How to Measure Quality?
🧾 Completeness of Key Fields
- Captures all required intake fields, including legal issue, dates, eligibility factors, and demographic information
- Prompts user to clarify missing or ambiguous responses
- Supports branching logic to ask relevant follow-ups based on earlier answers
🧠 Issue Spotting and Classification Accuracy
- Correctly identifies primary and secondary legal issues
- Flags related legal topics or systemic problems (e.g., debt tied to housing loss)
- Assigns categories that match internal program definitions or CMS tags
⏱️ Efficiency and Workflow Fit
- Reduces intake time for staff while improving quality of responses
- Allows intake summaries to feed directly into case management, routing, or referral systems
- Avoids overloading user with unnecessary questions
👤 User Context and Preferences
- Captures user goals, service preferences, language access needs, and communication barriers
- Includes relevant context such as disability, immigration status, or family care responsibilities
- Preserves user voice where appropriate while summarizing for the team
🔎 Readiness for Team Decision-Making
- Produces a clear, readable intake profile or dashboard view
- Highlights urgency, risks, or special conditions requiring priority attention
- Includes enough information for triage, eligibility review, or direct assignment
🔐 Confidentiality and Respectful Framing
- Respects user privacy while gathering sensitive data
- Frames questions in trauma-informed, culturally competent ways
- Avoids assumptions and flags areas requiring further human review
Respondents focused evaluation on both data quality and user experience:
- Completeness and accuracy of intake information
- Efficiency: How much time is saved for staff?
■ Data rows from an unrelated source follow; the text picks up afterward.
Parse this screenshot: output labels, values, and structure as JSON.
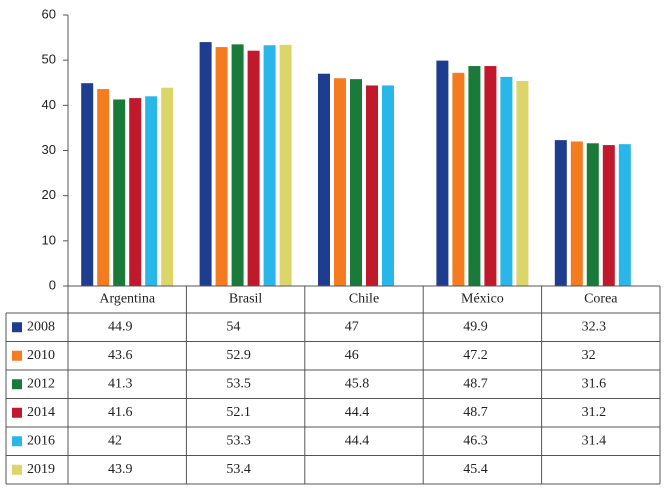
{
  "chart_data": {
    "type": "bar",
    "categories": [
      "Argentina",
      "Brasil",
      "Chile",
      "México",
      "Corea"
    ],
    "series": [
      {
        "name": "2008",
        "color": "#1f3d8f",
        "values": [
          44.9,
          54,
          47,
          49.9,
          32.3
        ]
      },
      {
        "name": "2010",
        "color": "#f47b20",
        "values": [
          43.6,
          52.9,
          46,
          47.2,
          32
        ]
      },
      {
        "name": "2012",
        "color": "#1a7a3a",
        "values": [
          41.3,
          53.5,
          45.8,
          48.7,
          31.6
        ]
      },
      {
        "name": "2014",
        "color": "#c0192b",
        "values": [
          41.6,
          52.1,
          44.4,
          48.7,
          31.2
        ]
      },
      {
        "name": "2016",
        "color": "#29b6e8",
        "values": [
          42,
          53.3,
          44.4,
          46.3,
          31.4
        ]
      },
      {
        "name": "2019",
        "color": "#dcd56a",
        "values": [
          43.9,
          53.4,
          null,
          45.4,
          null
        ]
      }
    ],
    "ylim": [
      0,
      60
    ],
    "yticks": [
      0,
      10,
      20,
      30,
      40,
      50,
      60
    ],
    "data_table": true
  }
}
- User comfort: Are users willing to share more with AI?
- Bias and fairness audits: Is data gathered or interpreted in a discriminatory way?
“An AI is doing a good job if we end up with less back-and-forth, and better-informed first calls.”
“The data it gathers must be reviewable and editable—this isn’t a black box.”
“Measure how often staff have to redo or clarify what the bot captured.”
A possible rubric might involve:
- Completeness of intake: Are all needed fields collected correctly?
- Staff burden reduction: How much time does this save for humans?
- Accuracy of classification: Does it place users in the right workflow?
- Client experience: Do users feel respected, seen, and supported?